Bir peygamber varisinin ardından

Okuma Süresi 3 dkYayınlanma Cuma, Ekim 25 2024
Samanyoluhaber.com yazarlarından Prof. Dr. Osman Şahin muhterem Fethullah Gülen Hocaefendi'nin vefatıyla ilgili düşüncelerini yazdı.
Bir peygamber varisinin ardından
Peygamberler, peygamberlik ile ilgili vazifelerini tamamlayınca bu dünyadan çekip gitmişlerdir. Çünkü onların varlıklarının gayesi budur ve bu hususta yapmaları gerekenler tamamlanınca, artık onlar için bu dünyada bulunmak hakiki sevgiliyle vuslattan mahrumiyet demektir ve aslında onlar için bu da bir nevi azaptır. Dolayısıyla bu dünyada yaşamak onlar açısından sabredilmesi gereken hallerdendir.

Bütün peygamberler için geçerli olan bu durumu, Hazret-i Yusuf (as) kardeşleriyle beraber anne ve babasına kavuşunca ve o güne kadar yapılanlara baktığında, artık vazifesinin tamamlandığına inanıyor ve “Sana tam itaat içinde bir kul olarak canımı al ve beni hayırlı ve dürüst insanlar arasına dahil eyle!" (101/12) diyordu:

“Bazı tefsirciler, Hazreti Yusuf’un (as) ölüm talebinin onun şeriatına göre caiz olduğunu söylerler.

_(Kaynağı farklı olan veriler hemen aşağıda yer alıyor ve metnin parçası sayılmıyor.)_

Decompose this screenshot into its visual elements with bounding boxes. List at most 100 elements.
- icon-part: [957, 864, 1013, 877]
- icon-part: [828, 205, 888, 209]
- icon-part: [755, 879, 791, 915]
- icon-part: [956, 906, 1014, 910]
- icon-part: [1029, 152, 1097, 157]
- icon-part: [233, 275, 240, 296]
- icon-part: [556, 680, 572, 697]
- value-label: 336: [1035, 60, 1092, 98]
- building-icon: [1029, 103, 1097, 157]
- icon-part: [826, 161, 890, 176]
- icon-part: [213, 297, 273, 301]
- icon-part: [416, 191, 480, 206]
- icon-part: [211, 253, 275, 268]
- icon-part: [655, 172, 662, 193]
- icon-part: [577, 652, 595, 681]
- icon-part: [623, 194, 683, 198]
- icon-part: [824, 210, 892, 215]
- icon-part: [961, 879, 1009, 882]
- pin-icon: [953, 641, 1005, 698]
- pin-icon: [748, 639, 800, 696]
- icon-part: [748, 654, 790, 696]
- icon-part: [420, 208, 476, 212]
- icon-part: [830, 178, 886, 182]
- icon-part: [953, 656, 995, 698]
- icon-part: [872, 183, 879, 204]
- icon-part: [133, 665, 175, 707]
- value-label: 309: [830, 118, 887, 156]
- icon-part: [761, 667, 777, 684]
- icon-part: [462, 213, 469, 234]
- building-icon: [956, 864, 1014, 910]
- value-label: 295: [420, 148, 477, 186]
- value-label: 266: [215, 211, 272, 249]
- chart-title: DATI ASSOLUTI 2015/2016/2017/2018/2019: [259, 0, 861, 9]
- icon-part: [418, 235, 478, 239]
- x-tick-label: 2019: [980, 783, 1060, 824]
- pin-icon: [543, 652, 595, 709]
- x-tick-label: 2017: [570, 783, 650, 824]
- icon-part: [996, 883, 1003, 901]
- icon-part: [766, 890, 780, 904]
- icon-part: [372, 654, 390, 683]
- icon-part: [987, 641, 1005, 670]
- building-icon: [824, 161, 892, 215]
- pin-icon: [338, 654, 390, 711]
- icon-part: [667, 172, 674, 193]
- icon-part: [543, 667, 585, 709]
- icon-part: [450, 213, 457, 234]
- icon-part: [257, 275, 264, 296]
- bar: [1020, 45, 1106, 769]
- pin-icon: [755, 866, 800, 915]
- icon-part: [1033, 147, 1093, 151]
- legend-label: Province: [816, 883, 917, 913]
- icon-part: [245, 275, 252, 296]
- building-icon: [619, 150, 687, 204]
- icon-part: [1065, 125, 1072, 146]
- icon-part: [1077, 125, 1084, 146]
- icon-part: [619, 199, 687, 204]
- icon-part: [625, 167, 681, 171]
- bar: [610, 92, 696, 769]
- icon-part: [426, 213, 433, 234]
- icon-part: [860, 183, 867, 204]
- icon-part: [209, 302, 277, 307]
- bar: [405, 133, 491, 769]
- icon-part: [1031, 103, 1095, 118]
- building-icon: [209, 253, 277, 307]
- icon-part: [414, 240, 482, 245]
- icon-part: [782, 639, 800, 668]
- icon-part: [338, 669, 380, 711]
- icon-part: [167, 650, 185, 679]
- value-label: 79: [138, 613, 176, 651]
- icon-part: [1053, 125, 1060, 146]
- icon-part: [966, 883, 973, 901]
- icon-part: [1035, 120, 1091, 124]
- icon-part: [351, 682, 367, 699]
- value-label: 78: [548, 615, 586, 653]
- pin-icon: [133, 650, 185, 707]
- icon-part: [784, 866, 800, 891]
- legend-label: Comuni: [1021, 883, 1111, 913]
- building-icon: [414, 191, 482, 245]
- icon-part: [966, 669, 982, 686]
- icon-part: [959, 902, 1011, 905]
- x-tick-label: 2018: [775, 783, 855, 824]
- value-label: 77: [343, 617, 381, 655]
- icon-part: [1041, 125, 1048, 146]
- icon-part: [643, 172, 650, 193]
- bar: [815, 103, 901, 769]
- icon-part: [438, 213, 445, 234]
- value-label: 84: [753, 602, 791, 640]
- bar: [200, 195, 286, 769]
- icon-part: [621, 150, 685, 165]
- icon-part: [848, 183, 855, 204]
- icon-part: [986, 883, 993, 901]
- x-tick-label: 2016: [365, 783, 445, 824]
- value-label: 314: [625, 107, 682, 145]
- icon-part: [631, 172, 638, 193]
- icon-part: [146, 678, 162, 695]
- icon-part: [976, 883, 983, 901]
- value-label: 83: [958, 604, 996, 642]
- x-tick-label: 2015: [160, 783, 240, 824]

Fakat bu bizim şeriatımızda caiz değildir. Allah Resulü (sav), “Hiç kimse ölümü istemesin. Bu konuda Cenab-ı Allah’tan bir şey isterken şöyle dua etsin: Allah’ım, yaşamak benim için hayırlı olduğu müddetçe beni yaşat. Ölmek benim için hayırlı olduğu zaman da beni vefat ettir ve canımı al." buyurmuştur.

Evet, insan hadiselerin karşısında inim inim inlese, bu veya başka bir saik ile vuslat arzusu insanın içini doldursa, insan ötelere iştiyakla yanıp kavrulsa, Allah’a ve dostlara kavuşma arzusuyla dopdolu bulunsa dahi ölümü isteyemez, “Allah’ım canımı al” diyemez. Zira o, Allah’ın belirlediği vuslat vaktini beklemek durumundadır. Böyle bir beklemeye biz, vuslat iştiyakına karşı sabır ya da likâullaha (Allah’a kavuşma arzusuna) karşı sabır diyoruz…” (Kur'ân'ın Sihirli Ufku Yusuf Sûresi)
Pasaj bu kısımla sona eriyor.